Visit a Popular Shrine at Night
One way to enjoy Kyoto off the beaten path without… well, going off the beaten path is to visit popular attractions like Nishiki Market or Fushimi Inari at unpopular times.
For example, beat the crowds at the orange gates of Fushimi Inari Shrine, Kyoto’s most Instagrammed attractions, by visiting at night. Since Fushimi Inari is a shrine and not a temple, it’s open 24 hours and is also free to enter. The shrine is located a few stops north of Fushimi’s sake district on the Keihan Main Line.
Crossing Arashiyama’s Togetsukyu bridge can feel like an stampede, albeit one of loud throngs of tourists as opposed to livestock.
The south bank of the Hozu River, however, is home to one of Kyoto’s most unique experiences, which is comparatively un-crowded. As its name suggests, Iwatayama Monkey Park is home to dozens of red-faced macaques, and also offers a great view of Kyoto’s city centre if it’s a clear day.
Watch a Kabuki Performance
Most travellers who come to Kyoto traipse through the Gion district by night in search of a Geisha (or, in some cases, pay for an expensive Maiko dinner to guaranteed a sighting).
Very few continue walking westward down Shijo-dori from Gion to the Minamiza Theater, one of the best places in all of Japan to see a traditional kabuki dance-drama performance. Don’t have time for a show or can’t get tickets? At the very least, make sure to admit the beautiful facade of this 17th-century hall.
Where to Stay in Kyoto
There are lots of contenders for the best ryokan in Kyoto, but in the spirit of this post, I’d like to recommend some unique options. My personal favourite place I’ve ever stayed in Kyoto is Ryokan Uemura, a small guest house in Highashiyama, just steps from Maruyama Park, owned by a woman whose family has lived there several generations.

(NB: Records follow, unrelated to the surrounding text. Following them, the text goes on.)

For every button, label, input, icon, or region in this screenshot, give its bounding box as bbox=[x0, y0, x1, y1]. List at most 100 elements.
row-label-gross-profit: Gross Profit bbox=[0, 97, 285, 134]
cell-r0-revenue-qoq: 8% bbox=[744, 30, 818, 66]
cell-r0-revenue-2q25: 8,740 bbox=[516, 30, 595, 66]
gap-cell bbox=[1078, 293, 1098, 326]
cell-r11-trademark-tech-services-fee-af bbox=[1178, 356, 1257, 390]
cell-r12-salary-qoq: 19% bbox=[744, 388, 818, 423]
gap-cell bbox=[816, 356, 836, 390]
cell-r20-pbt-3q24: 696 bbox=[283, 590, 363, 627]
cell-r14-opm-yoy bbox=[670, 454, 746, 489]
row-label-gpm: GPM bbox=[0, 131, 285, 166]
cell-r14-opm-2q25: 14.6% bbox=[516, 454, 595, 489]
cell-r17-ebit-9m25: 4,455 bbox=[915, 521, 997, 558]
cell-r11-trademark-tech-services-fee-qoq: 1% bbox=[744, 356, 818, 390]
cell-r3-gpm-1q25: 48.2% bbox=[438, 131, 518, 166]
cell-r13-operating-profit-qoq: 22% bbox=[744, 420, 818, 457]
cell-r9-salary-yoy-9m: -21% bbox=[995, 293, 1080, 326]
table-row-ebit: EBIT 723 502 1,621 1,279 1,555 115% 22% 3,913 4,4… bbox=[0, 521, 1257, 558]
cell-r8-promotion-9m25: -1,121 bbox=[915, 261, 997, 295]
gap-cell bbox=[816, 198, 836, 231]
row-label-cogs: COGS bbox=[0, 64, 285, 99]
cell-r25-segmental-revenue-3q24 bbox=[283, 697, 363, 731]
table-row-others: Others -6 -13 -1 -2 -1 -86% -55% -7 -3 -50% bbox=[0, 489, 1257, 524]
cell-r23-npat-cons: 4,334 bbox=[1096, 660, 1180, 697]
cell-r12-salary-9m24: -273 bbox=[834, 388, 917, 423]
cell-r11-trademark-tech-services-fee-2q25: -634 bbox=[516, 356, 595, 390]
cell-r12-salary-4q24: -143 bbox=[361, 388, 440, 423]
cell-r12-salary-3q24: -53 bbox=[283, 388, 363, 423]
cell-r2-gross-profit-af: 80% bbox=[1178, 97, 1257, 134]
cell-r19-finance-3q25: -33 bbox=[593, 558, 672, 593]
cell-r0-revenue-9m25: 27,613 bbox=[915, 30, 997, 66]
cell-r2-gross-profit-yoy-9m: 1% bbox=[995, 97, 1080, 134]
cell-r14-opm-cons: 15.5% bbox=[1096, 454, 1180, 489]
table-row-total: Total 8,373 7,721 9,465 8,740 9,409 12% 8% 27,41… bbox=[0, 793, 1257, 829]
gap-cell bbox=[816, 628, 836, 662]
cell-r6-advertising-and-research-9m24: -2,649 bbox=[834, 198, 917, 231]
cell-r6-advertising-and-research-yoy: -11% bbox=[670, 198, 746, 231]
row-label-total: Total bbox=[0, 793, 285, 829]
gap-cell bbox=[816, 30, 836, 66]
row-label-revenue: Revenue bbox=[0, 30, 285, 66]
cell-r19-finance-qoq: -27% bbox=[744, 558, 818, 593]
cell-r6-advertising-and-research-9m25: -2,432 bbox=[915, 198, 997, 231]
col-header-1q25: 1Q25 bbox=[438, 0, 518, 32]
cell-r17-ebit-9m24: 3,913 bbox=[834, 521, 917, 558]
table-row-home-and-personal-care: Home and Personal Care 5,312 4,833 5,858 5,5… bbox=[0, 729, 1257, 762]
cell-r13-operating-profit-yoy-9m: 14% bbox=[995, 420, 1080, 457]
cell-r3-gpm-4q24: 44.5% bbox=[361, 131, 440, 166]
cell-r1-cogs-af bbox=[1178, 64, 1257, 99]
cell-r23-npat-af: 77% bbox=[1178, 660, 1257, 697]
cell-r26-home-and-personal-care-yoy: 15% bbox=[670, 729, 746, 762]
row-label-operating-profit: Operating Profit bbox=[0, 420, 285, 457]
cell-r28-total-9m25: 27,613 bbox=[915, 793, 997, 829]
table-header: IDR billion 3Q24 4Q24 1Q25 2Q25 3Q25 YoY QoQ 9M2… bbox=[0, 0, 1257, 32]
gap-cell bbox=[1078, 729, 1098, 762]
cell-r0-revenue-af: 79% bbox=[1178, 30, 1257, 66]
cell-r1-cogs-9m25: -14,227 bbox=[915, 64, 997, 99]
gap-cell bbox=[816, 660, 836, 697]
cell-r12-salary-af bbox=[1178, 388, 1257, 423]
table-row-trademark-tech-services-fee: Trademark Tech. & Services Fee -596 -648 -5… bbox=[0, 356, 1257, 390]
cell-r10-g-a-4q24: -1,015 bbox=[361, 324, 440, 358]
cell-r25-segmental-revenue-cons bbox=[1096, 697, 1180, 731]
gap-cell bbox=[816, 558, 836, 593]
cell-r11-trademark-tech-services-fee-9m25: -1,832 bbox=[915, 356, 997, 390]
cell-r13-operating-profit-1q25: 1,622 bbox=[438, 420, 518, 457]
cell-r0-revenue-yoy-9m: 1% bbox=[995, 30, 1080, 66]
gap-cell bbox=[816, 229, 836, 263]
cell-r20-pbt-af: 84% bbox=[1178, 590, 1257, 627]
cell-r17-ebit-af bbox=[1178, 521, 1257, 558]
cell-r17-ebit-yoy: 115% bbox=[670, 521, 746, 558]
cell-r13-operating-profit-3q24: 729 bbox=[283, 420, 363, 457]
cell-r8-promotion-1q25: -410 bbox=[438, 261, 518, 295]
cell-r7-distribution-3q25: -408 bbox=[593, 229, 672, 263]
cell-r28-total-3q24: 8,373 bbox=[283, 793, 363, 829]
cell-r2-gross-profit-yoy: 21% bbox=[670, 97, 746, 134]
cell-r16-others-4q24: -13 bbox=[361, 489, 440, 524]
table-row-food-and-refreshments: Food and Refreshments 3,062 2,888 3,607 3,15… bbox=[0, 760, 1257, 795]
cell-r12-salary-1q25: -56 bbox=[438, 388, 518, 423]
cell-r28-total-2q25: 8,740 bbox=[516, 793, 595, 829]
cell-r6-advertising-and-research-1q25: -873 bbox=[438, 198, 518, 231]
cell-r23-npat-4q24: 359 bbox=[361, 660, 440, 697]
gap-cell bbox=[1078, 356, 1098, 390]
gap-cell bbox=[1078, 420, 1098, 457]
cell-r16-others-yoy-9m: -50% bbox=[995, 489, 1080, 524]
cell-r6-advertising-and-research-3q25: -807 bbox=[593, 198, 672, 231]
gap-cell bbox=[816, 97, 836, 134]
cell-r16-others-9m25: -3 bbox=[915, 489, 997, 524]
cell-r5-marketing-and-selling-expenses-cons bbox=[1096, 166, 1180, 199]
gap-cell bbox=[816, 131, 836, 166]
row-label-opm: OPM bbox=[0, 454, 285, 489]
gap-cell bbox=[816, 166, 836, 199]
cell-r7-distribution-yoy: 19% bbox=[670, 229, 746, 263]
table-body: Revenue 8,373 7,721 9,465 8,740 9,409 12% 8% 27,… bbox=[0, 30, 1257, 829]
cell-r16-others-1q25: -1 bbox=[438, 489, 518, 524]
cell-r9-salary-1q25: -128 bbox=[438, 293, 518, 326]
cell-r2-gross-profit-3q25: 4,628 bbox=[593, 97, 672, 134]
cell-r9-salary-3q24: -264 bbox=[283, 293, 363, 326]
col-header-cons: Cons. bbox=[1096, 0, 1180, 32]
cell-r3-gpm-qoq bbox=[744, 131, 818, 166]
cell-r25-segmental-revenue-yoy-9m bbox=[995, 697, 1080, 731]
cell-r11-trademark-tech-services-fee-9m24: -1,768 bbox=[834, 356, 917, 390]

On the higher end, the Yachiyo Ryokan inside Nanzen-ji temple is very special, while the budget-friendly Santiago Guest House positions you right on the edge of all Kyoto’s action.
When to Visit Kyoto
In general, the best time to visit Japan is either cherry blossom season (which take places during the first and second weeks of April in Kyoto) or the autumn colour season, which in Kyoto reaches its peak in late November or early December. However, the obvious drawback to visiting Japan during peak periods is crowds.
A unique time to visit Kyoto while escaping the crowds is during the winter, when temperatures are relatively mild (usually above freezing), but crowds are minimal. The summer is also a less-crowded time to visit, though this can be very wet due to the annual tsuyu monsoon.
The Bottom Line
Planning to spend some time in Kyoto off the beaten path is a great idea, even if it’s your first trip to the city.
The Kyoto attractions and experience I’ve curated are a mix of truly obscure destinations, and relatively mainstream ones that manage to fly under the radar in certain circumstances. Make your unique Kyoto trip extra special by staying in an authentic ryokan guest house, or visiting during an off-peak period.